2007-2008 Seminar Series

The Ideal Half Pipe Curve



Casey Davis
Wednesday, April 30

Imagine two points in the plane connected by a wire with a bead sliding from one end to the other. Changing the shape of the wire would alter how long it takes for the bead to reach the end of the wire. These changes in the wire are referred
to as variations. We will examine the Brachistochrone problem, which motivated a new study: the Calculus of Variations. The problem is to find the curve that minimizes the time it takes for the bead to reach the end of the wire (assuming the bead is only influenced by gravity). The problem dates back to the founders of Calculus who did not have the techniques we have today. We will solve this problem using a theorem in the Calculus of Variations in an attempt to find the ideal curve for a half pipe. The solution to the Brachistochrone has interesting properties that we will also animate using models of motion.

Constructible Numbers


Meryn Smith
Friday, April 25

Euclid's books The Elements have been the foundations of geometry for over 2000 years. During Euclid's time three famous constructions were considered: trisecting an angle, doubling the curve and squaring the circle. For centuries, people attempted these constructions using a compass an straightedge, but it wasn't until the late 1800s that they were proven impossible. Come see a modern presentation of these proofs.


Scott, James, Adam, and Casandra

Determining Matrix Products from Vector States

Adam Forland
Monday, December3

A very powerful technique in mathematics is to study an object by studying mappings on that object. In this talk we consider a set of functions mapping 2x2 matrices to the complex numbers. These functions, known as vector states, are constructed from the set of unit vectors in the comples plane. By carefully studying this space of functions, information about the product structure of the group of 2x2 unitary matrices can be deduced. Using complex numbers, linear algebra, and calculus this presentation will outline the background and proof of a construction that recovers the product structure.
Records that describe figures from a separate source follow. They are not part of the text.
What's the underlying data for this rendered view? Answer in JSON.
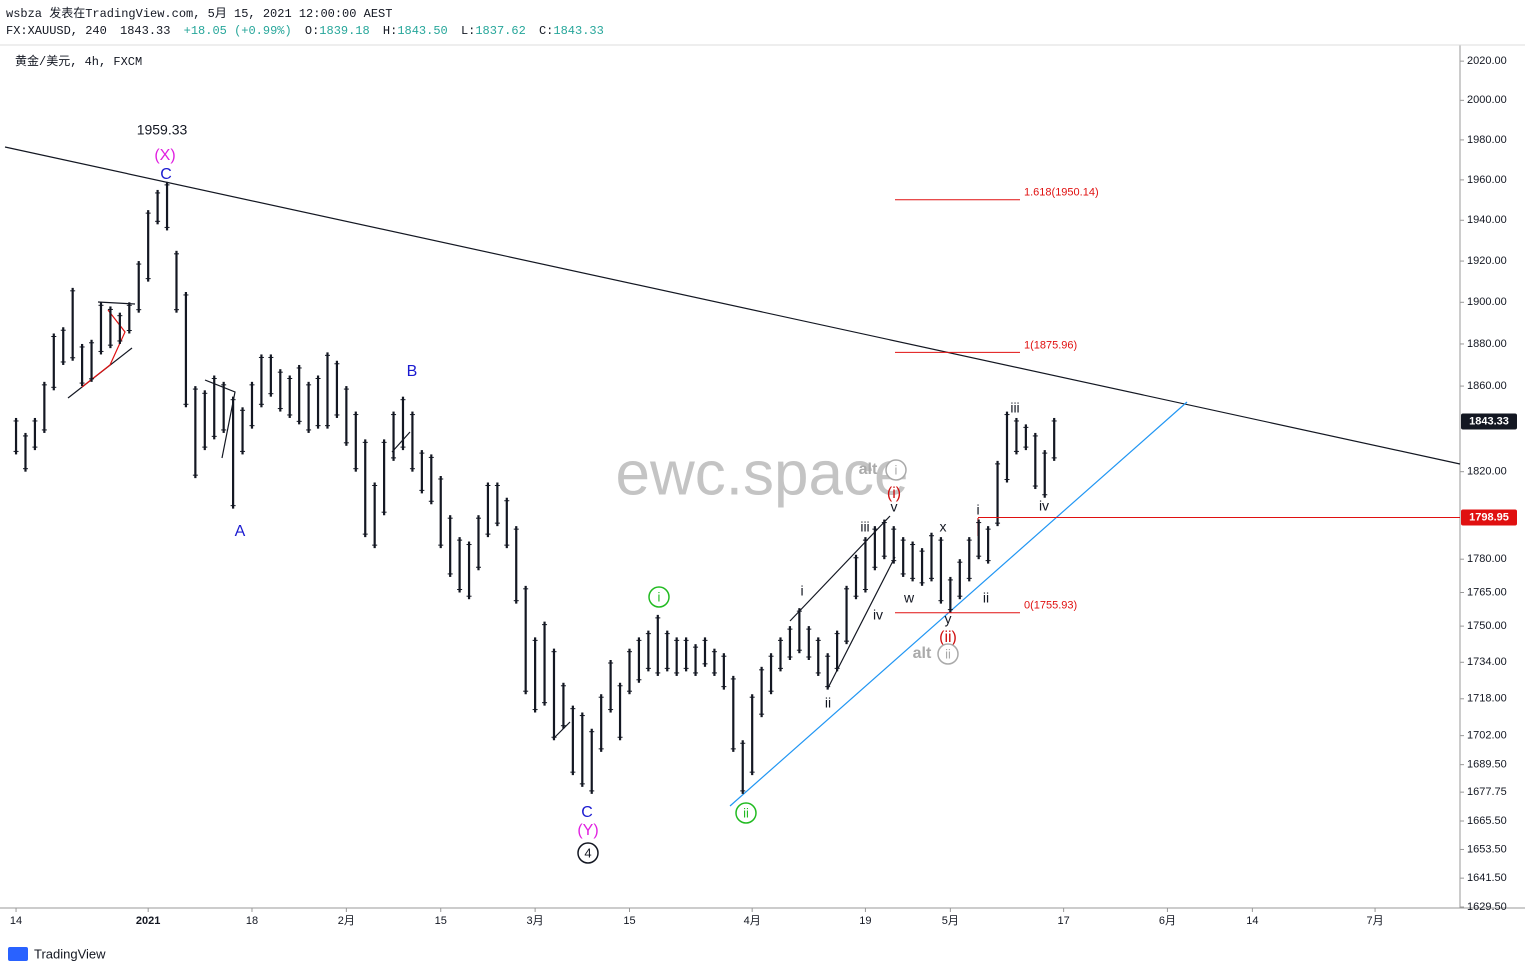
{
  "header": {
    "publish": "wsbza 发表在TradingView.com, 5月 15, 2021 12:00:00 AEST",
    "symbol": "FX:XAUUSD, 240",
    "price": "1843.33",
    "change": "+18.05 (+0.99%)",
    "ohlc": [
      {
        "label": "O:",
        "value": "1839.18"
      },
      {
        "label": "H:",
        "value": "1843.50"
      },
      {
        "label": "L:",
        "value": "1837.62"
      },
      {
        "label": "C:",
        "value": "1843.33"
      }
    ]
  },
  "footer": "TradingView",
  "chart_data": {
    "type": "ohlc",
    "title": "黄金/美元, 4h, FXCM",
    "watermark": "ewc.space",
    "log": true,
    "color": "#131722",
    "xlim": [
      -1.7,
      153
    ],
    "ylim": [
      1629.1,
      2028.3
    ],
    "x": [
      0,
      1,
      2,
      3,
      4,
      5,
      6,
      7,
      8,
      9,
      10,
      11,
      12,
      13,
      14,
      15,
      16,
      17,
      18,
      19,
      20,
      21,
      22,
      23,
      24,
      25,
      26,
      27,
      28,
      29,
      30,
      31,
      32,
      33,
      34,
      35,
      36,
      37,
      38,
      39,
      40,
      41,
      42,
      43,
      44,
      45,
      46,
      47,
      48,
      49,
      50,
      51,
      52,
      53,
      54,
      55,
      56,
      57,
      58,
      59,
      60,
      61,
      62,
      63,
      64,
      65,
      66,
      67,
      68,
      69,
      70,
      71,
      72,
      73,
      74,
      75,
      76,
      77,
      78,
      79,
      80,
      81,
      82,
      83,
      84,
      85,
      86,
      87,
      88,
      89,
      90,
      91,
      92,
      93,
      94,
      95,
      96,
      97,
      98,
      99,
      100,
      101,
      102,
      103,
      104,
      105,
      106,
      107,
      108,
      109,
      110
    ],
    "high": [
      1845,
      1838,
      1845,
      1862,
      1885,
      1888,
      1907,
      1880,
      1882,
      1900,
      1898,
      1895,
      1900,
      1920,
      1945,
      1955,
      1959,
      1925,
      1905,
      1860,
      1858,
      1865,
      1862,
      1855,
      1850,
      1862,
      1875,
      1875,
      1868,
      1865,
      1870,
      1862,
      1865,
      1876,
      1872,
      1860,
      1848,
      1835,
      1815,
      1835,
      1848,
      1855,
      1848,
      1830,
      1828,
      1818,
      1800,
      1790,
      1788,
      1800,
      1815,
      1815,
      1808,
      1795,
      1768,
      1745,
      1752,
      1740,
      1725,
      1715,
      1712,
      1705,
      1720,
      1735,
      1725,
      1740,
      1745,
      1748,
      1755,
      1748,
      1745,
      1745,
      1742,
      1745,
      1740,
      1738,
      1728,
      1700,
      1720,
      1732,
      1738,
      1745,
      1750,
      1758,
      1750,
      1745,
      1738,
      1748,
      1768,
      1782,
      1790,
      1795,
      1798,
      1795,
      1790,
      1788,
      1785,
      1792,
      1790,
      1772,
      1780,
      1790,
      1798,
      1795,
      1825,
      1848,
      1845,
      1842,
      1838,
      1830,
      1845
    ],
    "low": [
      1828,
      1820,
      1830,
      1838,
      1858,
      1870,
      1872,
      1860,
      1862,
      1875,
      1878,
      1880,
      1885,
      1895,
      1910,
      1938,
      1935,
      1895,
      1850,
      1817,
      1830,
      1835,
      1838,
      1803,
      1828,
      1840,
      1850,
      1855,
      1848,
      1845,
      1842,
      1838,
      1840,
      1840,
      1845,
      1832,
      1820,
      1790,
      1785,
      1800,
      1825,
      1830,
      1820,
      1810,
      1805,
      1785,
      1772,
      1765,
      1762,
      1775,
      1790,
      1795,
      1785,
      1760,
      1720,
      1712,
      1715,
      1700,
      1705,
      1685,
      1680,
      1677,
      1695,
      1712,
      1700,
      1720,
      1725,
      1730,
      1728,
      1730,
      1728,
      1730,
      1728,
      1732,
      1728,
      1722,
      1695,
      1677,
      1685,
      1710,
      1720,
      1730,
      1735,
      1738,
      1735,
      1728,
      1722,
      1730,
      1742,
      1762,
      1765,
      1775,
      1780,
      1778,
      1772,
      1770,
      1768,
      1770,
      1760,
      1756,
      1762,
      1770,
      1780,
      1778,
      1795,
      1815,
      1828,
      1830,
      1812,
      1808,
      1825
    ],
    "xticks": [
      {
        "value": 0,
        "label": "14"
      },
      {
        "value": 14,
        "label": "2021"
      },
      {
        "value": 25,
        "label": "18"
      },
      {
        "value": 35,
        "label": "2月"
      },
      {
        "value": 45,
        "label": "15"
      },
      {
        "value": 55,
        "label": "3月"
      },
      {
        "value": 65,
        "label": "15"
      },
      {
        "value": 78,
        "label": "4月"
      },
      {
        "value": 90,
        "label": "19"
      },
      {
        "value": 99,
        "label": "5月"
      },
      {
        "value": 111,
        "label": "17"
      },
      {
        "value": 122,
        "label": "6月"
      },
      {
        "value": 131,
        "label": "14"
      },
      {
        "value": 144,
        "label": "7月"
      }
    ],
    "yticks": [
      {
        "value": 2020,
        "label": "2020.00"
      },
      {
        "value": 2000,
        "label": "2000.00"
      },
      {
        "value": 1980,
        "label": "1980.00"
      },
      {
        "value": 1960,
        "label": "1960.00"
      },
      {
        "value": 1940,
        "label": "1940.00"
      },
      {
        "value": 1920,
        "label": "1920.00"
      },
      {
        "value": 1900,
        "label": "1900.00"
      },
      {
        "value": 1880,
        "label": "1880.00"
      },
      {
        "value": 1860,
        "label": "1860.00"
      },
      {
        "value": 1820,
        "label": "1820.00"
      },
      {
        "value": 1780,
        "label": "1780.00"
      },
      {
        "value": 1765,
        "label": "1765.00"
      },
      {
        "value": 1750,
        "label": "1750.00"
      },
      {
        "value": 1734,
        "label": "1734.00"
      },
      {
        "value": 1718,
        "label": "1718.00"
      },
      {
        "value": 1702,
        "label": "1702.00"
      },
      {
        "value": 1689.5,
        "label": "1689.50"
      },
      {
        "value": 1677.75,
        "label": "1677.75"
      },
      {
        "value": 1665.5,
        "label": "1665.50"
      },
      {
        "value": 1653.5,
        "label": "1653.50"
      },
      {
        "value": 1641.5,
        "label": "1641.50"
      },
      {
        "value": 1629.5,
        "label": "1629.50"
      }
    ],
    "price_labels": [
      {
        "value": 1843.33,
        "label": "1843.33",
        "color": "#131722"
      },
      {
        "value": 1798.95,
        "label": "1798.95",
        "color": "#e01010"
      }
    ],
    "fib_levels": [
      {
        "value": 1950.14,
        "label": "1.618(1950.14)"
      },
      {
        "value": 1875.96,
        "label": "1(1875.96)"
      },
      {
        "value": 1755.93,
        "label": "0(1755.93)"
      }
    ],
    "annotations": [
      {
        "text": "1959.33",
        "color": "#131722"
      },
      {
        "text": "(X)",
        "color": "#e020e0"
      },
      {
        "text": "C",
        "color": "#1a1ad0"
      },
      {
        "text": "A",
        "color": "#1a1ad0"
      },
      {
        "text": "B",
        "color": "#1a1ad0"
      },
      {
        "text": "C",
        "color": "#1a1ad0"
      },
      {
        "text": "(Y)",
        "color": "#e020e0"
      },
      {
        "text": "4",
        "color": "#131722",
        "circled": true
      },
      {
        "text": "i",
        "color": "#22bb22",
        "circled": true
      },
      {
        "text": "ii",
        "color": "#22bb22",
        "circled": true
      },
      {
        "text": "i",
        "color": "#131722"
      },
      {
        "text": "ii",
        "color": "#131722"
      },
      {
        "text": "iii",
        "color": "#131722"
      },
      {
        "text": "iv",
        "color": "#131722"
      },
      {
        "text": "v",
        "color": "#131722"
      },
      {
        "text": "(i)",
        "color": "#d01010"
      },
      {
        "text": "alt",
        "color": "#aaaaaa"
      },
      {
        "text": "i",
        "color": "#aaaaaa",
        "circled": true
      },
      {
        "text": "w",
        "color": "#131722"
      },
      {
        "text": "x",
        "color": "#131722"
      },
      {
        "text": "y",
        "color": "#131722"
      },
      {
        "text": "(ii)",
        "color": "#d01010"
      },
      {
        "text": "alt",
        "color": "#aaaaaa"
      },
      {
        "text": "ii",
        "color": "#aaaaaa",
        "circled": true
      },
      {
        "text": "i",
        "color": "#131722"
      },
      {
        "text": "ii",
        "color": "#131722"
      },
      {
        "text": "iii",
        "color": "#131722"
      },
      {
        "text": "iv",
        "color": "#131722"
      }
    ]
  }
}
The Hyperbolic Pythagorean Theorem

Casandra Naillis
Wednesday, December 5

The Pythagorean Theorem is one of the best known theorems from Euclidean geometry. There is a similar result in hyperbolic geometry. It expresses the hyperbolic length of the hypotenuse of a hyperbolic right angled triangle as a natural“sum” of the squares of the hyperbolic lengths of the other two sides. The proof of the Hyperbolic Pythagorean Theorem will be presented using Mobius transformations and Mobius addition.

Weierstrass's Factorization Theorem

James Spotts
Monday, December 10

The fundamental theorem of algebra tells us that a polynomial equation of degree n has n zeros. This tells us that any polynomial can be expressed in terms of its zeros {x_1, x_2,..., x_n} as P(x)=a\prod_{k=1}^n (x-x_k). This leads to the more general question: can we factor functions other than polynomials in terms of their zeros? If so, then what kind of functions can be factored and how? Weierstrass's factorization theorem provides a construction that addresses these questions.

Group Law on Elliptic Curves

Scott Dahlberg
Wednesday, December 12

The points on an algebraic curve do not form a group, but elliptic curves are special because points on this curve can be used to define a group. For this to work out nicely we will not only explore the group law of rational points on elliptic curves, but also the projective plane in which we will be working. The proof of the group law will be shown both geometrically and analytically.